The European Court of Human Rights looked into global warming on Wednesday, during an unprecedented hearing, at the request of six young Portuguese people who criticize 32 states for their “inaction” in the matter.

The six young people, aged 11 to 24, filed a complaint before the ECHR following the forest fires which ravaged their country in 2017, killing more than 100 people.

“I hope that the court will understand the urgency of this situation and that it will decide in favor of our case,” said one of the complainants, André Oliveira, 15, at the end of the hearing.

Faced with the arguments of the targeted states, he said he was “shocked by the countries’ attempt to ignore the evidence and trivialize the damage we are already facing.”

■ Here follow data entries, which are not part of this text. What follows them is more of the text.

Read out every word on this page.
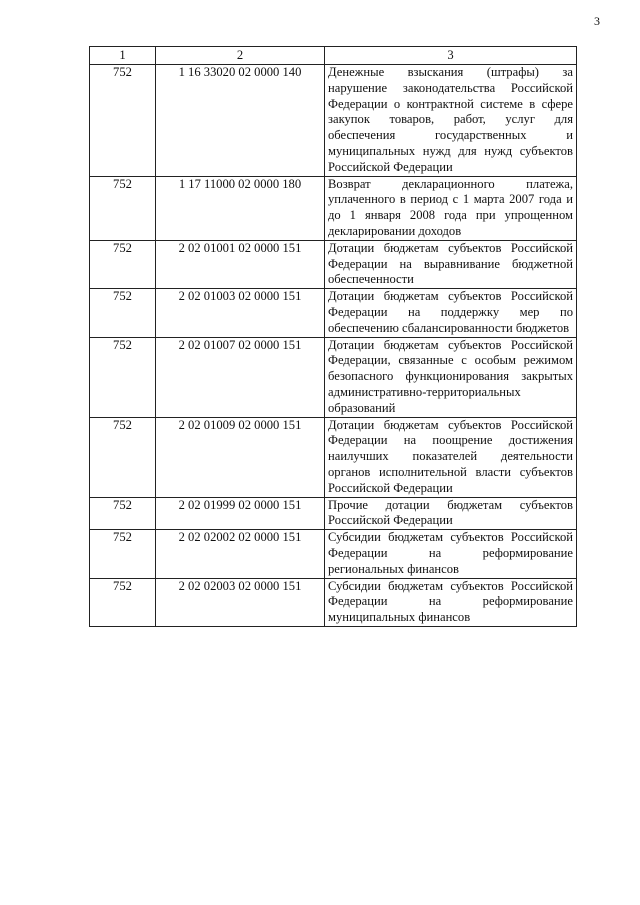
3
1	2	3
752	1 16 33020 02 0000 140	Денежные взыскания (штрафы) за нарушение законодательства Российской Федерации о контрактной системе в сфере закупок товаров, работ, услуг для обеспечения государственных и муниципальных нужд для нужд субъектов Российской Федерации
752	1 17 11000 02 0000 180	Возврат декларационного платежа, уплаченного в период с 1 марта 2007 года и до 1 января 2008 года при упрощенном декларировании доходов
752	2 02 01001 02 0000 151	Дотации бюджетам субъектов Российской Федерации на выравнивание бюджетной обеспеченности
752	2 02 01003 02 0000 151	Дотации бюджетам субъектов Российской Федерации на поддержку мер по обеспечению сбалансированности бюджетов
752	2 02 01007 02 0000 151	Дотации бюджетам субъектов Российской Федерации, связанные с особым режимом безопасного функционирования закрытых административно-территориальных образований
752	2 02 01009 02 0000 151	Дотации бюджетам субъектов Российской Федерации на поощрение достижения наилучших показателей деятельности органов исполнительной власти субъектов Российской Федерации
752	2 02 01999 02 0000 151	Прочие дотации бюджетам субъектов Российской Федерации
752	2 02 02002 02 0000 151	Субсидии бюджетам субъектов Российской Федерации на реформирование региональных финансов
752	2 02 02003 02 0000 151	Субсидии бюджетам субъектов Российской Федерации на реформирование муниципальных финансов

This is the first time that the Court, whose jurisprudence on global warming is still virgin, was seized of a request concerning such a large number of States (the 27 members of the European Union, Norway, the Switzerland, Turkey, the United Kingdom and Russia).

The hearing took place in front of a packed room, with more than 80 lawyers and jurists representing the 32 incriminated states. Only Ukraine, against which the applicants abandoned their demands, and Russia, which has no longer sat on the ECHR since 2022, were not represented.

-Uncertain admissibility-

The debates mainly focused on the admissibility of the case, strongly contested by the respondent States. They underlined the absence of exhaustion of remedies before national courts, usually required to refer the matter to the ECHR, and called into question the applicants’ status as victims in the face of the policies of States of which they are not nationals.

“We understand the seriousness of the fight against climate change,” declared the representative of the British government, Sudhanshu Swaroop, speaking on behalf of the incriminated states.

But “the applicants are all Portuguese, resident in Portugal, they come under the jurisdiction of Portugal. They do not come under the jurisdiction” of other States, which do not have the capacity to protect them from global warming, he said. -he argued.

“We can congratulate these young people for their commitment to this cause, which cannot be ignored,” said Ricardo Matos, representative of the Portuguese government.

“But in this case, they have not proven harm. Their arguments focus on the impacts of climate change, but do not prove that they are personal victims. Mere conjecture is not enough.”

The lawyers of the six Portuguese called on the Court not to “look away”.

Refusing to grant them protection “would mean saying that the problem is too big, too complicated and that human rights (…) are at the end of the line”, declared Alison Macdonald.

She stressed that a “ton of greenhouse gas emitted in France has the same effect as a ton coming from Portugal”, and that this country did not “have the capacity, on its own, to protect the applicants “.

She also described as “insufficient” the European Union’s strategy, and its national variations, to reduce greenhouse gas emissions by 55% by 2030, considering that it did not make it possible to respect the global warming target of 1.5 degrees set in the 2015 Paris Agreement.

At the end of the hearing, the president gave the parties two additional weeks to address written conclusions to the questions formulated by the judges. The decision is not expected to be made for several months.

-“Understanding the urgency”-

“States have sought to avoid scrutiny of their climate policies, focusing only on the admissibility criteria of the case,” lamented Gearóid O Cuinn, director of the Global Legal Action Network (Glan), the NGO which supports the six applicants.

“But no government has refuted the evidence we have put forward that their policies collectively lead to 3 degrees of warming or more,” he observed after the debates.